In Ungenach bezeichnet der Notar Moro die von Robert Zoiss, der Hauptfigur, geplante Abschenkung jenes ihm plötzlich zugefallenen Besitzes als "revolutionäres Element". Dieser empfindet umgekehrt das Erbe als "furchterregende Last", die auf den von Claudio Magris konstatierten "habsburgischen Mythos in der österreichischen Literatur" (1966) verweist.
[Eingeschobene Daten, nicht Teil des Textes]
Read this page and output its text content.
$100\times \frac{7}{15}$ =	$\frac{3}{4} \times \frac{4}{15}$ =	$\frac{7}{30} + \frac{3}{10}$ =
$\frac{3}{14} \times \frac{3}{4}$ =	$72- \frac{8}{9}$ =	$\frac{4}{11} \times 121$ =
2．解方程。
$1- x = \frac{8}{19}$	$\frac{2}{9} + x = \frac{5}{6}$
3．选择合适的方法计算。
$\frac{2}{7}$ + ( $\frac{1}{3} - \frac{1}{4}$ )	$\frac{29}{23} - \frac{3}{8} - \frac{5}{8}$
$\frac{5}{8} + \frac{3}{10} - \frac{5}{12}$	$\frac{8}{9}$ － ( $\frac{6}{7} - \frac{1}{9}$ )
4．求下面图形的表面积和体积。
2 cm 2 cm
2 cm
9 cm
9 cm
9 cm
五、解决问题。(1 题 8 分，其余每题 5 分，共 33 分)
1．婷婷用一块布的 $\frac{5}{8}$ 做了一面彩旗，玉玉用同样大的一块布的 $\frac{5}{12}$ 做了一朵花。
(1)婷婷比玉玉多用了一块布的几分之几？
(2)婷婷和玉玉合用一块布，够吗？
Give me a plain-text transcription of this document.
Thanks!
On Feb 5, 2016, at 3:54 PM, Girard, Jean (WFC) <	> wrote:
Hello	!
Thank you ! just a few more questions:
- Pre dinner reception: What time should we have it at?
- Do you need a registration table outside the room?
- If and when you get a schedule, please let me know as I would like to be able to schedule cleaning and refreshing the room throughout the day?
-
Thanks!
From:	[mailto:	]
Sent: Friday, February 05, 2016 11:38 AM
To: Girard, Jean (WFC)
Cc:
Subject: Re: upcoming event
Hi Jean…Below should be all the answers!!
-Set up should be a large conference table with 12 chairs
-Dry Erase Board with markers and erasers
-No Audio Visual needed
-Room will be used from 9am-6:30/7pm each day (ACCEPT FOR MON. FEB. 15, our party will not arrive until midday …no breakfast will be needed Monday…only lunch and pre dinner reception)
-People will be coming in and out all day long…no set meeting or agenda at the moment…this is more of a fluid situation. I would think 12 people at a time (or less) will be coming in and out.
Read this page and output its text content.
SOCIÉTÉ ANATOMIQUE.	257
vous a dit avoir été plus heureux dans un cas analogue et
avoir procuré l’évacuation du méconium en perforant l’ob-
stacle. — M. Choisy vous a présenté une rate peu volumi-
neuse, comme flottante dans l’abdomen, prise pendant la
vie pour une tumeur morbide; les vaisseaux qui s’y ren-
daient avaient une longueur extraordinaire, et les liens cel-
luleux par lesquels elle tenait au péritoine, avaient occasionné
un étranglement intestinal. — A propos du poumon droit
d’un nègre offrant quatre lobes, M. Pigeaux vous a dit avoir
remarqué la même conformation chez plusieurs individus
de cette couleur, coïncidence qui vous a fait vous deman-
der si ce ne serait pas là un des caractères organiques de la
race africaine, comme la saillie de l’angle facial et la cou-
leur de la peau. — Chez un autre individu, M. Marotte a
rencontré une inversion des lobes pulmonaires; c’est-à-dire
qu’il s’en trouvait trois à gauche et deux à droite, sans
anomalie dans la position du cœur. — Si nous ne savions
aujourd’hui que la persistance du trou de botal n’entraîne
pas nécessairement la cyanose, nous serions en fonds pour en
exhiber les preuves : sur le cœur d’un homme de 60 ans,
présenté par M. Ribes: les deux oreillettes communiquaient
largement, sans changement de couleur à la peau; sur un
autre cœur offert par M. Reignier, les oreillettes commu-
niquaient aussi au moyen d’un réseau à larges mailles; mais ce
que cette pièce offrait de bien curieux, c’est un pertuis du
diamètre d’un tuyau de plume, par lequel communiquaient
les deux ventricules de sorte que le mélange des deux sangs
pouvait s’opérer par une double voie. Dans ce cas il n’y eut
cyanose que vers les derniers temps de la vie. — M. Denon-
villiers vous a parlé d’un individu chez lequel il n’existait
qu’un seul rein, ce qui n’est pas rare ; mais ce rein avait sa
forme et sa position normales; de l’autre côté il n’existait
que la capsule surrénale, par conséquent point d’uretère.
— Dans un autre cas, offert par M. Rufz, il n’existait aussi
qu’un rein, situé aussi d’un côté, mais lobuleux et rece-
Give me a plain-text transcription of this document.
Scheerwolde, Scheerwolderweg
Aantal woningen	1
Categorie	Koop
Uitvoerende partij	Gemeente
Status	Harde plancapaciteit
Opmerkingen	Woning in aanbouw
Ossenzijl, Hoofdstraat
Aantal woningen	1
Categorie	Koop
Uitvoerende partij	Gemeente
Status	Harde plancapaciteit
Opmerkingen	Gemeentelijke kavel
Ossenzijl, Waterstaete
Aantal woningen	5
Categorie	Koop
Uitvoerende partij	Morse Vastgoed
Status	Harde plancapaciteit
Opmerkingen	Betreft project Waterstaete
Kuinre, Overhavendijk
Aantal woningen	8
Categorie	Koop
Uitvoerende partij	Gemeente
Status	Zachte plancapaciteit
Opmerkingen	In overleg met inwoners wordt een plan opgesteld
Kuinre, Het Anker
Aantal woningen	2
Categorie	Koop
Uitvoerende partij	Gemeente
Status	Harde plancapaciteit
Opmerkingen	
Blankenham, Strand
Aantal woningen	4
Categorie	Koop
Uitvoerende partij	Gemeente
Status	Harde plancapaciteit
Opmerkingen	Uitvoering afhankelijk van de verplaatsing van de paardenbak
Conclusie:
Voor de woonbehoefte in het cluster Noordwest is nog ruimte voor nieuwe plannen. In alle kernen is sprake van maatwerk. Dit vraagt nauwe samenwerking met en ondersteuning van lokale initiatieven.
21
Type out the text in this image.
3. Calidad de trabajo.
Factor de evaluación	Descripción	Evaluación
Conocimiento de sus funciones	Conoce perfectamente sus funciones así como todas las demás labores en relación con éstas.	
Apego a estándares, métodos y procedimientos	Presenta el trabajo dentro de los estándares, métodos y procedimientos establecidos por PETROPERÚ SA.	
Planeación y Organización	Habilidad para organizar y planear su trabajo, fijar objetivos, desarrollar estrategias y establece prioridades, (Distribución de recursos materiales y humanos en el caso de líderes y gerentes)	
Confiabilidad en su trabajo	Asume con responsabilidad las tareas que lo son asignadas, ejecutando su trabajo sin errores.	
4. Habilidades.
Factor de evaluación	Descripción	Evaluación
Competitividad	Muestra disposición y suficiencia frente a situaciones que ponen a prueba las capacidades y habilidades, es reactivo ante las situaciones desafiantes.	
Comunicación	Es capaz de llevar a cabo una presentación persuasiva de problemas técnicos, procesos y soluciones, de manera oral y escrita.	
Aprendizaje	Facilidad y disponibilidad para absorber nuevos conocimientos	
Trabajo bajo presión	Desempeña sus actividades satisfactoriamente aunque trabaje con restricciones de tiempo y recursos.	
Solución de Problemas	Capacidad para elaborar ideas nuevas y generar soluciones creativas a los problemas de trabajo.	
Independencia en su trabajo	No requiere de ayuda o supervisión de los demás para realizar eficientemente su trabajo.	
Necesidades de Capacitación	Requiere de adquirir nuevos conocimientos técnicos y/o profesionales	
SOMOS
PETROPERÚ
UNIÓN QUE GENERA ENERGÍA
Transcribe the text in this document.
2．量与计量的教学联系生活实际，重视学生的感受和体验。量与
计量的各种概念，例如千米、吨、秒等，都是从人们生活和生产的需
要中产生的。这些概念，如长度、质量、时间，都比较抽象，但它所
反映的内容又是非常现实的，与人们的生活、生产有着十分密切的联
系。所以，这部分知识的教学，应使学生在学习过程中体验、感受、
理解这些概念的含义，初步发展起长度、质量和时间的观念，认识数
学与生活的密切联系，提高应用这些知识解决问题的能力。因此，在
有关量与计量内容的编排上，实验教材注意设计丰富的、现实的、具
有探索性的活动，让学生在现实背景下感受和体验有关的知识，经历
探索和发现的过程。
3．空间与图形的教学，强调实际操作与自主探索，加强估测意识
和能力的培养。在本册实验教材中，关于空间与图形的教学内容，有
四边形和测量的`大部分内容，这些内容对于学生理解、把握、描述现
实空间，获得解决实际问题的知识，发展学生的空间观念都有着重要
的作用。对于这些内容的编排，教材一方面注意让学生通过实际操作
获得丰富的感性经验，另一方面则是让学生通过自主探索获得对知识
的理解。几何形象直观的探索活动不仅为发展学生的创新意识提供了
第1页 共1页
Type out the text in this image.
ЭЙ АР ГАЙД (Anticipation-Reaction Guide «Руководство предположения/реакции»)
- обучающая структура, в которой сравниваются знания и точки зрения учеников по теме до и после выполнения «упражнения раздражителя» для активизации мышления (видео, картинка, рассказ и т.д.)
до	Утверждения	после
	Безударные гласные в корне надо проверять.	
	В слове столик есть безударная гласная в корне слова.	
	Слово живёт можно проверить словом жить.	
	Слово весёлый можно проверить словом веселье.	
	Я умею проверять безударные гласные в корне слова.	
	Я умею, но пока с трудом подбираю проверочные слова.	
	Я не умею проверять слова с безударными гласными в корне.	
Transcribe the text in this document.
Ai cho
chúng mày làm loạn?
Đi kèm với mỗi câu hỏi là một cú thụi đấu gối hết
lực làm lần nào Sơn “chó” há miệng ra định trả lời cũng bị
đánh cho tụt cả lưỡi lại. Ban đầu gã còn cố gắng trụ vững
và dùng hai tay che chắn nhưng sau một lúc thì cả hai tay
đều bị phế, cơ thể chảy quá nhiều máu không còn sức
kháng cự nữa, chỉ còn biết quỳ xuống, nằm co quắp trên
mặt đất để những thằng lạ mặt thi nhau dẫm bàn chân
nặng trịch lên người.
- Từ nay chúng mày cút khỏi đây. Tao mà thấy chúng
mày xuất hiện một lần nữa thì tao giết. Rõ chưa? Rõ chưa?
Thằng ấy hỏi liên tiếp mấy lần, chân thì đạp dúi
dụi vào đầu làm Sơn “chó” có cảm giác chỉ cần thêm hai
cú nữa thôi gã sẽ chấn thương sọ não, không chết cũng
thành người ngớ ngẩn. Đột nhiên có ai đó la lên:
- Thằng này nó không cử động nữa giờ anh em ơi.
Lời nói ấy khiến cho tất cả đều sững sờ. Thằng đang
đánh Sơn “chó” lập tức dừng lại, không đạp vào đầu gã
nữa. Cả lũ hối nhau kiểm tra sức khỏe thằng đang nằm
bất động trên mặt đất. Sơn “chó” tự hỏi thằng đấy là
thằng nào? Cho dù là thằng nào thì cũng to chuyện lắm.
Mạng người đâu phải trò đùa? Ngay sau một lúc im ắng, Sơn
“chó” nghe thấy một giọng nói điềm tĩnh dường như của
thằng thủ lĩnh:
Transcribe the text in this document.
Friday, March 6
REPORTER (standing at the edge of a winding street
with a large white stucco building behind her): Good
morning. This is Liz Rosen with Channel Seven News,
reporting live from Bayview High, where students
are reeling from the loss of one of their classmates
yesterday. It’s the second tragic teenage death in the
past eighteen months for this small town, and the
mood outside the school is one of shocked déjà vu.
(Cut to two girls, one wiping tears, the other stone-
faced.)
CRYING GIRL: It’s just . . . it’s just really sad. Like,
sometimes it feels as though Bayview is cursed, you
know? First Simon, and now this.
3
Der bei Vöcklabruck real existierende Ort Ungenach - dessen Pfarrer Arigona Zogaj betreut - und das dort angesiedelte, literarisch fiktive riesige Familienerbe symbolisieren die Problematik einer Vergangenheit, der auch Robert Zoiss, ein in Stanford lehrender Chemiker, nicht standhält und sie damit aufwirft.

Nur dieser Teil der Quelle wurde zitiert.